1879 map from the UMass Lowell Center for Lowell History

3 Responses to ‘The Guys from The Flats’ by Charles Gallagher, an excerpt

  1. Daniel Patrick Murphy says:

    Charles Gallagher,

    When you were on your daily constitution at Fort Hill over a year ago, I stopped my car, got out, and had a chat with you. I gave you my daughter Grainne O. Murphy’s recent CD entitled Short Stories. She’s a world-class fiddle champion. At the time, I knew you through past conversations with Harry Keon… I did not know you were from the Flats. Here are a few words for from me to you, a guy from Kinsman St. and Lyons St. Go n-éirí an t-ádh leat! By the way, the setting on my poem is Pine Hill near Chambers St. and Hale’s Brook.

    Daniel Patrick Murphy

    The Flats

    The stick glides through the summery days of a bushy-bearded man, past the tenements with multi-colored laundry dousing out windows over the pavement of calloused-footed kids who shout, You cheated; that’s not fair and chant at some dream of finding the best grip on a sawed-off broom handle stolen from someone’s

    mother. She labored with seven kids and a husband who was once again late for the thick stew filled with fresh green beans, tomatoes, and fatty chunks beef, potatoes big as an old widow’s arse stinking up the living room under mounds of hand-me-down dresses that witnessed the grandest funerals in the neighborhood and a ribbed girdle

    pressuring from every lost curve she is imagining. And the stick refuses to remain itself, spinning out of its path, curving around the leaves of a skunk tree that’s used as an escape from a sweltering attic where three bedrooms smother the kids at night except when a breeze dares intrude through a rusted screen where mosquitoes and

    slices of moon slide into heads of dirty pajama girls and tee-shirt boys. They gawk at the beauty of Mary’s bright red hair and the swoon in Danny’s breath as he whacks another clothes pin over the barn of Mr. Clancy whose dog Midnight barks because he can’t figure the why and how of another dog’s luck. All the while the stick flung

    by the little bastard down the street whooshes into the untilled yards and tin-canned Cat’s Alley bending itself into a strange shape. It lands in the little boy’s hand that stands naked under the stars with his head tilted toward a constellation that has no name and he shouts with elation at the angled stick that’s smooth as the warm breast of the moon.
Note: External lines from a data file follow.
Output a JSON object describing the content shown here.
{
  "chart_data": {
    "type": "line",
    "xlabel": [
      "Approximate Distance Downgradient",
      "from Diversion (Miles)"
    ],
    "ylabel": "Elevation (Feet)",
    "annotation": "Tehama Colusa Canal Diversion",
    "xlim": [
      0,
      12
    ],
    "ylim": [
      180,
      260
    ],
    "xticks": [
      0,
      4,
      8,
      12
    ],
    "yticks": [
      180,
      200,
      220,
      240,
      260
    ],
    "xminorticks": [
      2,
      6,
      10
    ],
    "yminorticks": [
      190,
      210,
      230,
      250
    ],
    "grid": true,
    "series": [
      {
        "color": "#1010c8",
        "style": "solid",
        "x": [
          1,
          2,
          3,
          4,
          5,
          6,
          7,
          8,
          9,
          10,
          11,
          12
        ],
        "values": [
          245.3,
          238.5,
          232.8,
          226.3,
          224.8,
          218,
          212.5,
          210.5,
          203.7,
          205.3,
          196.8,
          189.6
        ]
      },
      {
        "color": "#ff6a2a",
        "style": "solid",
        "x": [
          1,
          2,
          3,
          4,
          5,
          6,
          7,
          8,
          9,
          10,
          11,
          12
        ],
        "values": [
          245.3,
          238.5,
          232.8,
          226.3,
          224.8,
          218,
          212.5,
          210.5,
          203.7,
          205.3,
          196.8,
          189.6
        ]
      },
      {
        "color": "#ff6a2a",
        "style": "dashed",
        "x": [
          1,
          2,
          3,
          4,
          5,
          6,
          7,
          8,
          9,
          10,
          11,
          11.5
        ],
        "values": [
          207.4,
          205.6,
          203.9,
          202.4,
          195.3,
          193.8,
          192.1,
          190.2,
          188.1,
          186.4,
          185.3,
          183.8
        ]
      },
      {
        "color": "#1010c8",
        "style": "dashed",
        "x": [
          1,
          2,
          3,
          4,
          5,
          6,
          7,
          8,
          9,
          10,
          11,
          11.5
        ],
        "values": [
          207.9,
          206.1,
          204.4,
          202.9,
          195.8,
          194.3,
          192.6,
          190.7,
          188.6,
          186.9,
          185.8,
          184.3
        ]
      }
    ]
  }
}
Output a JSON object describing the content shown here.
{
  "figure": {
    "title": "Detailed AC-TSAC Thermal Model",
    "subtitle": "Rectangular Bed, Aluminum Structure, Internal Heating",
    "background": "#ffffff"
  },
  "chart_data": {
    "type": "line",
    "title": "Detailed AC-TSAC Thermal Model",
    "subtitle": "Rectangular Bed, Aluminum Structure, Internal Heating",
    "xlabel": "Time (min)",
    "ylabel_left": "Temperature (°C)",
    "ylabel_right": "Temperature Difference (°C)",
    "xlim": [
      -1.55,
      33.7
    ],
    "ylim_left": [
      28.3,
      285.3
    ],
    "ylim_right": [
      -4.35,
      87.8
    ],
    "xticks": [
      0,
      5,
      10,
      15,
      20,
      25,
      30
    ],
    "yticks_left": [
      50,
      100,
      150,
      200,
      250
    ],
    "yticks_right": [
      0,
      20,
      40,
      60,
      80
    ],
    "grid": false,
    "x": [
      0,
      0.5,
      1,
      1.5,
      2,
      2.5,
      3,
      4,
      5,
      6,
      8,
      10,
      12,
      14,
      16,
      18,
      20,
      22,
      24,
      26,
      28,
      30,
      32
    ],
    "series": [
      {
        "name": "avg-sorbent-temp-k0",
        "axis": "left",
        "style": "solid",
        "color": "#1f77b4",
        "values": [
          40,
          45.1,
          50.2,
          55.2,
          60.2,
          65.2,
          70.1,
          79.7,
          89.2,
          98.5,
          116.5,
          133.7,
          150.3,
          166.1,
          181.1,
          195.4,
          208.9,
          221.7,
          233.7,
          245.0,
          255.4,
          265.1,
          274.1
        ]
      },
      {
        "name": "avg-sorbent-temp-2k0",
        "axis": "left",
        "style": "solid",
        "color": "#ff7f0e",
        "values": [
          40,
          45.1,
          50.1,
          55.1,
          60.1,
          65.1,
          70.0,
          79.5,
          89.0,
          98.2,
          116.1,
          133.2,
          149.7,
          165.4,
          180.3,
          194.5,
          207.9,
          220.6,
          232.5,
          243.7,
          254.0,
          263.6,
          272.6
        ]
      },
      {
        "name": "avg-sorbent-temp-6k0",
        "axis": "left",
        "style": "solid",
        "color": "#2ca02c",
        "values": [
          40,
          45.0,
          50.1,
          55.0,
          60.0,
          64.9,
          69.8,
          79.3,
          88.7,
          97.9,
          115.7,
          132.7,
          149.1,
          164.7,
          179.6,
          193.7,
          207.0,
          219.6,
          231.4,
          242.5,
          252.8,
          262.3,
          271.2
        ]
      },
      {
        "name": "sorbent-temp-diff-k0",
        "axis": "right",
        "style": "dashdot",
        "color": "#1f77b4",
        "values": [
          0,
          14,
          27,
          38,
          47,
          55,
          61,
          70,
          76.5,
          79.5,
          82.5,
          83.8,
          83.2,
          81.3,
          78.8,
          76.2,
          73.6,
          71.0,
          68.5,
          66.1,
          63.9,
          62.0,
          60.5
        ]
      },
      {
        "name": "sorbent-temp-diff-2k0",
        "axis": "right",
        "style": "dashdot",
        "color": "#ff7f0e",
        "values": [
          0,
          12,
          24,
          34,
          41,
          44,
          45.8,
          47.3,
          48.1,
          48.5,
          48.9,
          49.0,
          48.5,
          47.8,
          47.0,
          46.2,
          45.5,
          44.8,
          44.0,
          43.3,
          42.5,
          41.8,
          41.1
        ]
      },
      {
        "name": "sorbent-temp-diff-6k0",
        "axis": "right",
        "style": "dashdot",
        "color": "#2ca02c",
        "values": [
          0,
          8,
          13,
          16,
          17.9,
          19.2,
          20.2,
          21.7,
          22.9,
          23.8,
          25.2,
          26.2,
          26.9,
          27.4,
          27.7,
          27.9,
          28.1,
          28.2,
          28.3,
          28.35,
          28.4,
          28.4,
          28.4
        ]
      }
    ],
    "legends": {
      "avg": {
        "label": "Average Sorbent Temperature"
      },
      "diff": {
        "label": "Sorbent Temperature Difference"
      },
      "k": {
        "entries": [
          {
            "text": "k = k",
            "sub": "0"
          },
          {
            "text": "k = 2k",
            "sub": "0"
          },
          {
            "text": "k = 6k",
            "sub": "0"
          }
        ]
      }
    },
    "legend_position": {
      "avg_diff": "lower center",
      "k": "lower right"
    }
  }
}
    –Daniel Patrick Murphy

  2. Anonymous says:

    Daniel Murphy, the Charles Gallagher that you spoke with in the time frame of 2013 is not the same Charles Gallagher who wrote this. The Charles Gallagher who wrote this passed away just shortly after writing this in the early 90’s. His photo is in the 2nd floor of the Gallagher terminal on Thorndike St.